Bheramara () is an upazila of Kushtia District in the Division of Khulna, Bangladesh. The upazila is beside the Padma River, and the important Hardinge Bridge crosses the river between Bheramara Upazila and Ishurdi Upazila of Pabna District.

Geography

Bheramara is located at . It has 26384 households and total area 153.72 km2.

Bheramara sub-district is located within Kushtia district, Bangladesh and falls roughly within 23° 40′ – 24° 10′
N and 88° 45′ – 89° 20′ E. The town of Bheramara has an area of 3.26 km2 and a population of 20,676.
Agriculture is the main occupation of the people and the major crops are paddy, wheat, mustard, sweet potato,
sunflower, onion, garlic, betel leaf, tobacco, and sugarcane. The survey was conducted in Bheramara town and
its immediate vicinity.

Demographics
According to 2011 Bangladesh census, Bhermara had a population of 200,084. Males constituted 49.39% of the population and females 50.61. Muslims formed 97.760% of the population, Hindus 2.216%, Christians 0.005% and others 0.019%. Bheramara had a literacy rate of 48.74% for the population 7 years and above.

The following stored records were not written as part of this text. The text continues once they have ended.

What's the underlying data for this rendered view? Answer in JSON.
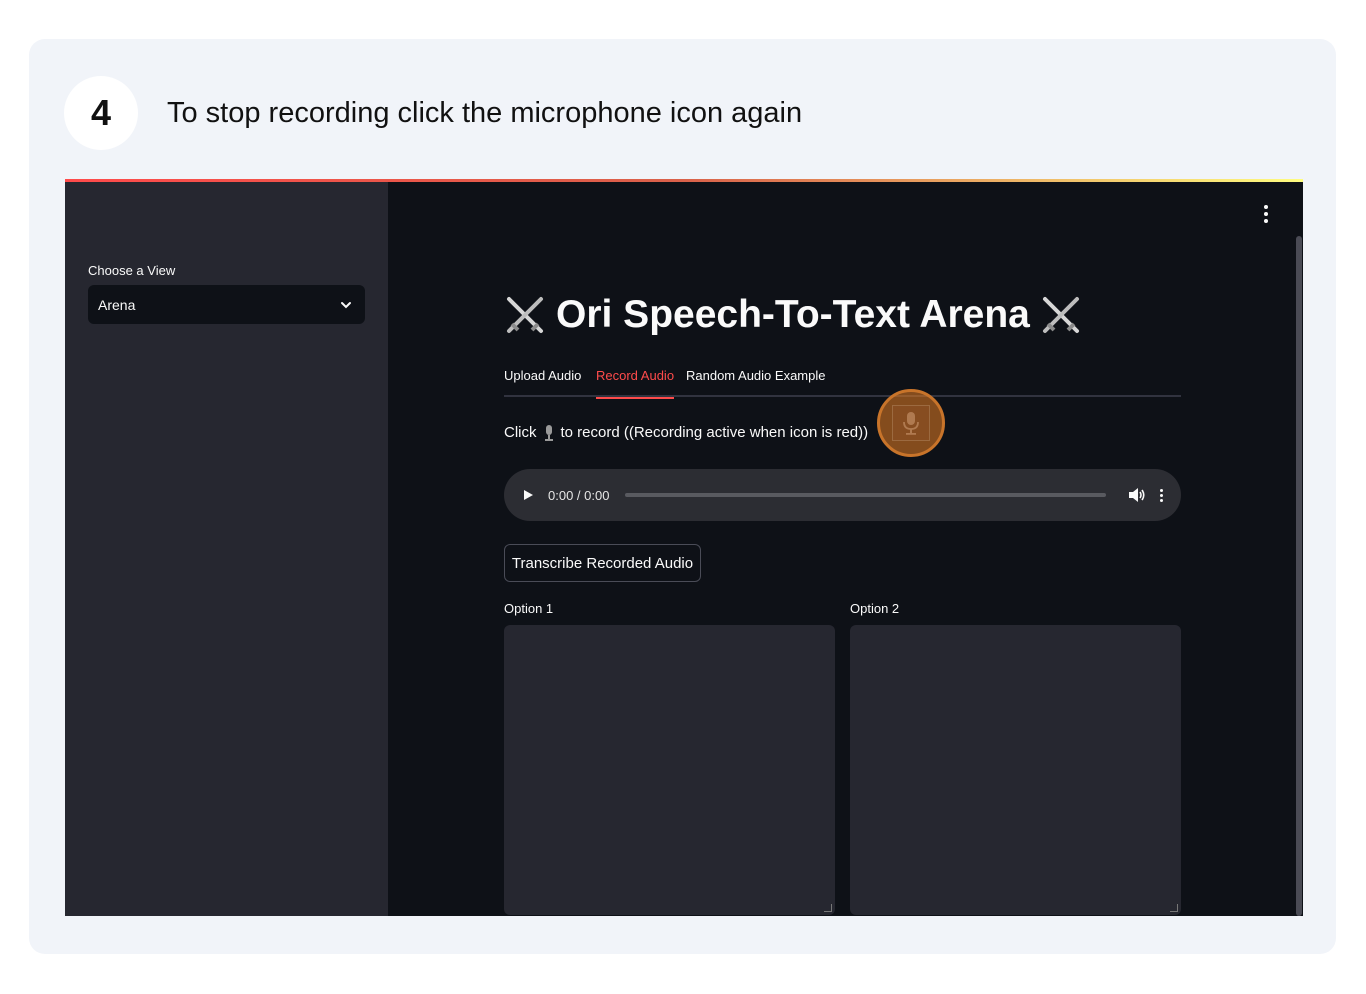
{
  "step": {
    "number": "4",
    "instruction": "To stop recording click the microphone icon again"
  },
  "app": {
    "sidebar": {
      "label": "Choose a View",
      "selected": "Arena"
    },
    "title": "Ori Speech-To-Text Arena",
    "tabs": [
      {
        "label": "Upload Audio",
        "active": false
      },
      {
        "label": "Record Audio",
        "active": true
      },
      {
        "label": "Random Audio Example",
        "active": false
      }
    ],
    "record_prompt_before": "Click",
    "record_prompt_after": "to record ((Recording active when icon is red))",
    "audio": {
      "time": "0:00 / 0:00"
    },
    "transcribe_button": "Transcribe Recorded Audio",
    "option1_label": "Option 1",
    "option2_label": "Option 2",
    "colors": {
      "accent": "#ff4b4b",
      "background": "#0e1117",
      "sidebar": "#262730",
      "highlight": "#e67e22"
    },
    "icons": [
      "crossed-swords-icon",
      "microphone-icon",
      "chevron-down-icon",
      "play-icon",
      "volume-icon",
      "kebab-menu-icon"
    ]
  }
}
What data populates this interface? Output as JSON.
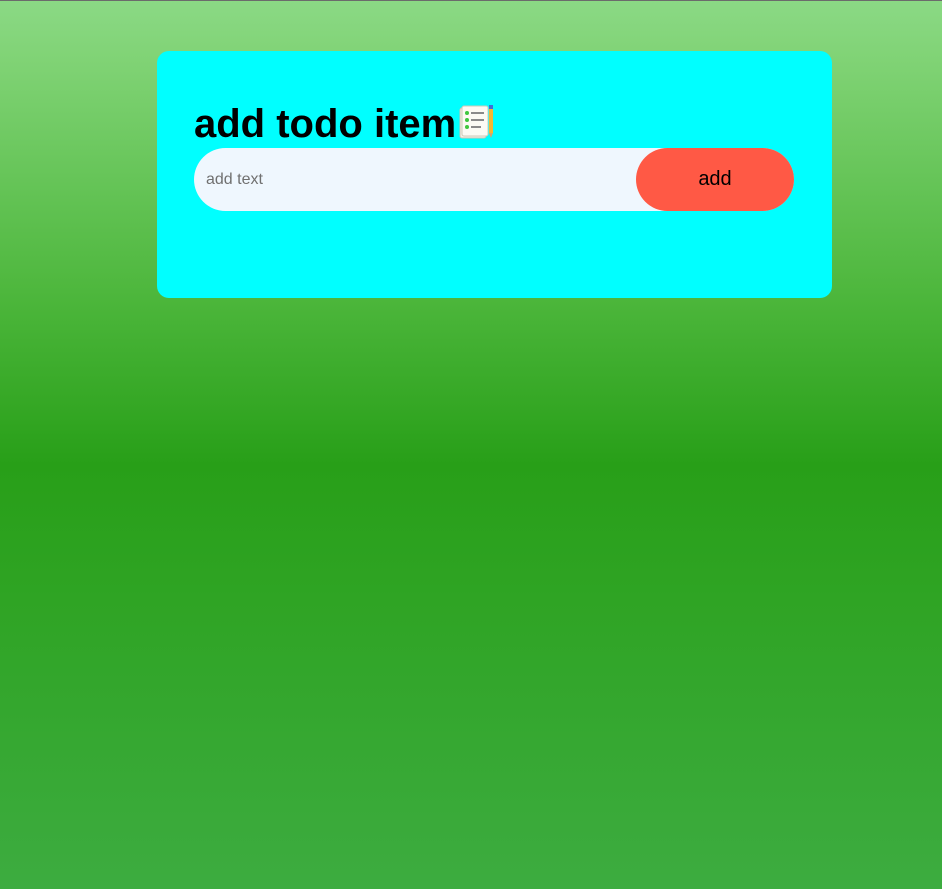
{
  "card": {
    "title": "add todo item",
    "title_icon": "checklist-with-pencil-icon",
    "background": "#00ffff"
  },
  "form": {
    "input_placeholder": "add text",
    "input_value": "",
    "add_button_label": "add",
    "add_button_color": "#ff5945"
  }
}
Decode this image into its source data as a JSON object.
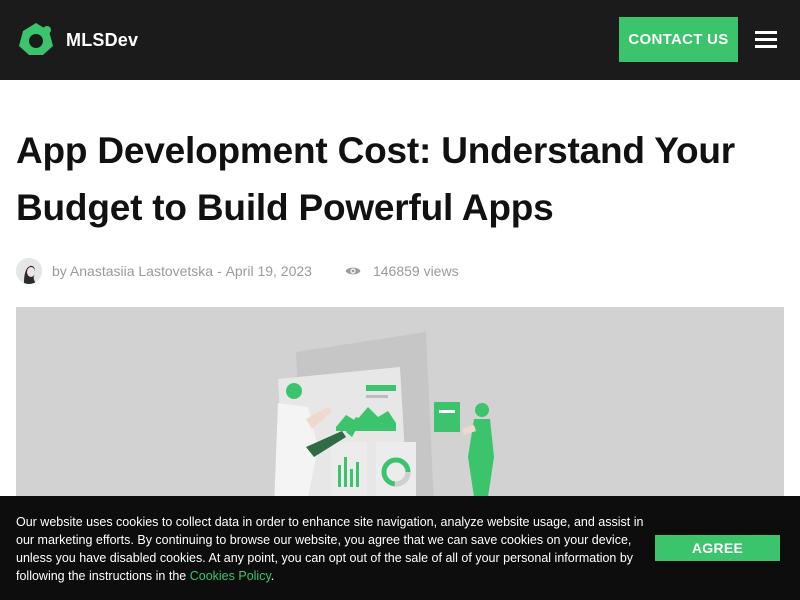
{
  "header": {
    "logo_text": "MLSDev",
    "contact_label": "CONTACT US"
  },
  "article": {
    "title_line1": "App Development Cost: Understand Your",
    "title_line2": "Budget to Build Powerful Apps",
    "byline": "by Anastasiia Lastovetska",
    "separator": " - ",
    "date": "April 19, 2023",
    "views": "146859 views"
  },
  "cookie_banner": {
    "text": "Our website uses cookies to collect data in order to enhance site navigation, analyze website usage, and assist in our marketing efforts. By continuing to browse our website, you agree that we can save cookies on your device, unless you have disabled cookies. At any point, you can opt out of the sale of all of your personal information by following the instructions in the ",
    "link_text": "Cookies Policy",
    "end": ".",
    "agree_label": "AGREE"
  },
  "colors": {
    "accent": "#3cc46c",
    "header_bg": "#1b1b1b",
    "hero_bg": "#d2d2d2",
    "banner_bg": "#0d0d0d"
  },
  "icons": [
    "mlsdev-logo-icon",
    "hamburger-menu-icon",
    "eye-icon",
    "author-avatar"
  ]
}
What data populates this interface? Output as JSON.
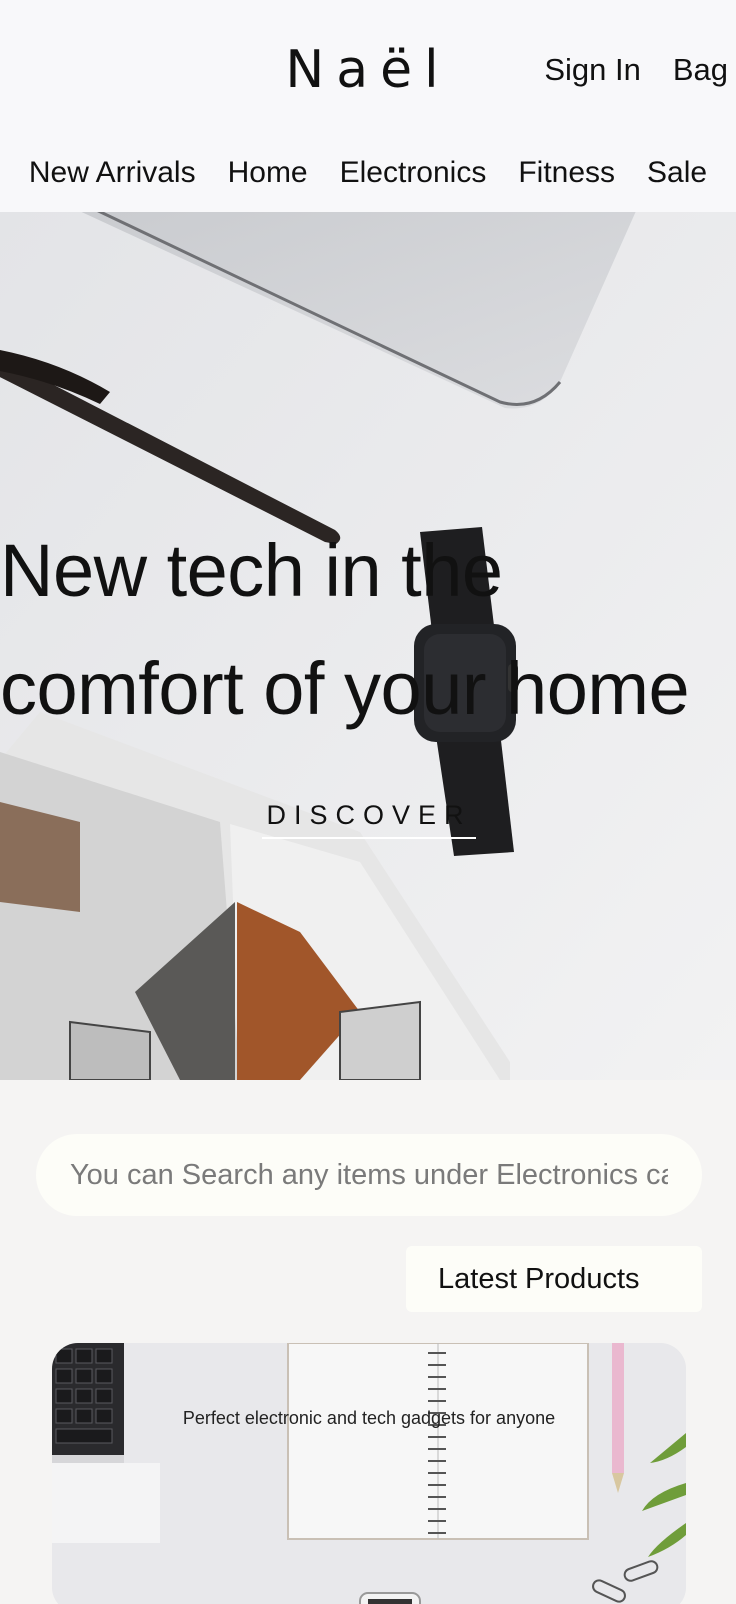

As of the 1991 Bangladesh census, Bheramara had a population of 144,221. Males constituted 51.55% of the population, and females 48.45%. This Upazila's eighteen up population was 72,279. Bheramara had an average literacy rate of 28.1% (7+ years), compared to the national average of 32.4% literate.

Administration
Bheramara Upazila is divided into Bheramara Municipality and six union parishads: Bhadarpur, Bahir Char, Chandgram, Dharmapur, Juniadaha, and Mokarimpur. The union parishads are subdivided into 43 mauzas and 78 villages.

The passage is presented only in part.